Il Primo Avvistamento di uno Squalo Goblin Vivo
Uno degli squali più strani al mondo è stato filmato vivo nel suo habitat naturale per la prima volta. Lo squalo goblin, spesso descritto come il “squalo più brutto del pianeta” a causa del suo muso sporgente e delle sue terribili mascelle estensibili, era stato osservato in precedenza solo quando accidentalmente catturato dai pescatori e portato in superficie.
Recentemente, tuttavia, dei ricercatori dell’Università delle Hawaii a Mānoa hanno registrato due avvistamenti dal vivo di questo raro predatore delle profondità marine mentre nuotava liberamente a migliaia di piedi sotto la superficie dell’oceano. La scoperta è stata riportata nel Journal of Fish Biology, rivelando nuove informazioni su questa specie misteriosa.
Il Primo Avvistamento
L’autore principale dello studio, Aaron Judah, ha scoperto il primo avvistamento dopo aver sentito alcuni colleghi menzionare un possibile incontro con uno squalo goblin durante un’esplorazione nel 2019. La missione stava studiando ecosistemi marini profondi vicino all’Isola di Jarvis, un rifugio naturale protetto situato a circa 2.415 chilometri a sud di Honolulu.

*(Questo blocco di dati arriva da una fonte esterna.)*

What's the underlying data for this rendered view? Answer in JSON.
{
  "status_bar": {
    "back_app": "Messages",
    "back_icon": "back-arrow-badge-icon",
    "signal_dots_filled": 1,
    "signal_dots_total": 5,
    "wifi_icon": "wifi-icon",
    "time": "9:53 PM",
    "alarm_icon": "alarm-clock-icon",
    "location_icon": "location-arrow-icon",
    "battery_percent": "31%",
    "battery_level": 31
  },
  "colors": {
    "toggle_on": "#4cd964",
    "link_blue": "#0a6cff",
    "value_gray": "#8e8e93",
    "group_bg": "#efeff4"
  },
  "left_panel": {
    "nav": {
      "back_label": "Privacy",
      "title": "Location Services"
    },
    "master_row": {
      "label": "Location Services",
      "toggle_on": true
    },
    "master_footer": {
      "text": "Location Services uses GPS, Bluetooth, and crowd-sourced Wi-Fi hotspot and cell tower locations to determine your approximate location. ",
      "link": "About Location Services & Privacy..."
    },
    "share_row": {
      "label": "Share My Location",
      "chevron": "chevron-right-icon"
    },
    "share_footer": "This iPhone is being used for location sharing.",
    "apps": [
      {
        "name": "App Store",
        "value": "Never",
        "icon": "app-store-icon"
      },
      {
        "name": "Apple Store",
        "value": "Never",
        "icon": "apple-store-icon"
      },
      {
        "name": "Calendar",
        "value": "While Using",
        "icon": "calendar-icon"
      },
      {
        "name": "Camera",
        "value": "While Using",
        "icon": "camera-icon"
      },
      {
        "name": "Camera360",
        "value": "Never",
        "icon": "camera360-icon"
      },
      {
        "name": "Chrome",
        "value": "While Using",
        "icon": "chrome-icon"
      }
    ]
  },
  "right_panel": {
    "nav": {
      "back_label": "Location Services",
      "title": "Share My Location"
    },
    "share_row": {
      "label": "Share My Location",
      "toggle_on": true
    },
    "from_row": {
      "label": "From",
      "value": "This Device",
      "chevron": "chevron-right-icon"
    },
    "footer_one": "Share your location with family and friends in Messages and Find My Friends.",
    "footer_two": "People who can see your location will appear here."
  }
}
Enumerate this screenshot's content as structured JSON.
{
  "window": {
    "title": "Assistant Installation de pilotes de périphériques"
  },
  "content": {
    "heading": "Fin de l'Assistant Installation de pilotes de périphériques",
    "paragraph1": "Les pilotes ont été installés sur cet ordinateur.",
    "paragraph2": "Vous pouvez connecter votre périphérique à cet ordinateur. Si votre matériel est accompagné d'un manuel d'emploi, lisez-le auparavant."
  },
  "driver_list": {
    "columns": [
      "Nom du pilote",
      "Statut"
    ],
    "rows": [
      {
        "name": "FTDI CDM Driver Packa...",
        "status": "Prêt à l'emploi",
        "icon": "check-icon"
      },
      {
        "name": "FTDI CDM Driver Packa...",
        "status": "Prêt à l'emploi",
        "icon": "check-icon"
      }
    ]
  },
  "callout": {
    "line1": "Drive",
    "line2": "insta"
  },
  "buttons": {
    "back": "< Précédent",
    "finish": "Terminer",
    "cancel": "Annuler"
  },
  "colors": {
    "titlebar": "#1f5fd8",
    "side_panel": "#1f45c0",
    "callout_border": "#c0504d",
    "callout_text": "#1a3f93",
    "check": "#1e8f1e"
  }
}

Judah ha espresso la sua meraviglia: “Ero scioccato di sentire ciò, poiché questa specie non era conosciuta nel Pacifico centrale”. Dopo aver esaminato le immagini dell’esplorazione, ha confermato che il team aveva effettivamente catturato un video di un squalo goblin durante un’immersione in diretta streaming a nord-ovest dell’isola.
Il Secondo Incontro
Un secondo incontro è avvenuto nel 2024, quando i ricercatori esplorando il Trincea di Tonga hanno registrato un altro squalo goblin utilizzando una telecamera per le profondità marine dotata di esca. Questi avvistamenti hanno rivelato che la specie vive a profondità e in aree più ampie del Pacifico rispetto a quanto gli scienziati precedentemente supponevano.
Testimonianze degli Esperti
Il professor Alan Jamieson, direttore fondatore del Minderoo-UWA Deep-Sea Research Centre, ha affermato: “Lo squalo goblin è uno di quegli animali carismatici delle profondità marine che non avrei mai pensato di vedere vivo. Vederlo in azione è stato straordinario, ma scoprire che anche i miei colleghi alle Hawaii lo avevano avvistato è stato incredibile”.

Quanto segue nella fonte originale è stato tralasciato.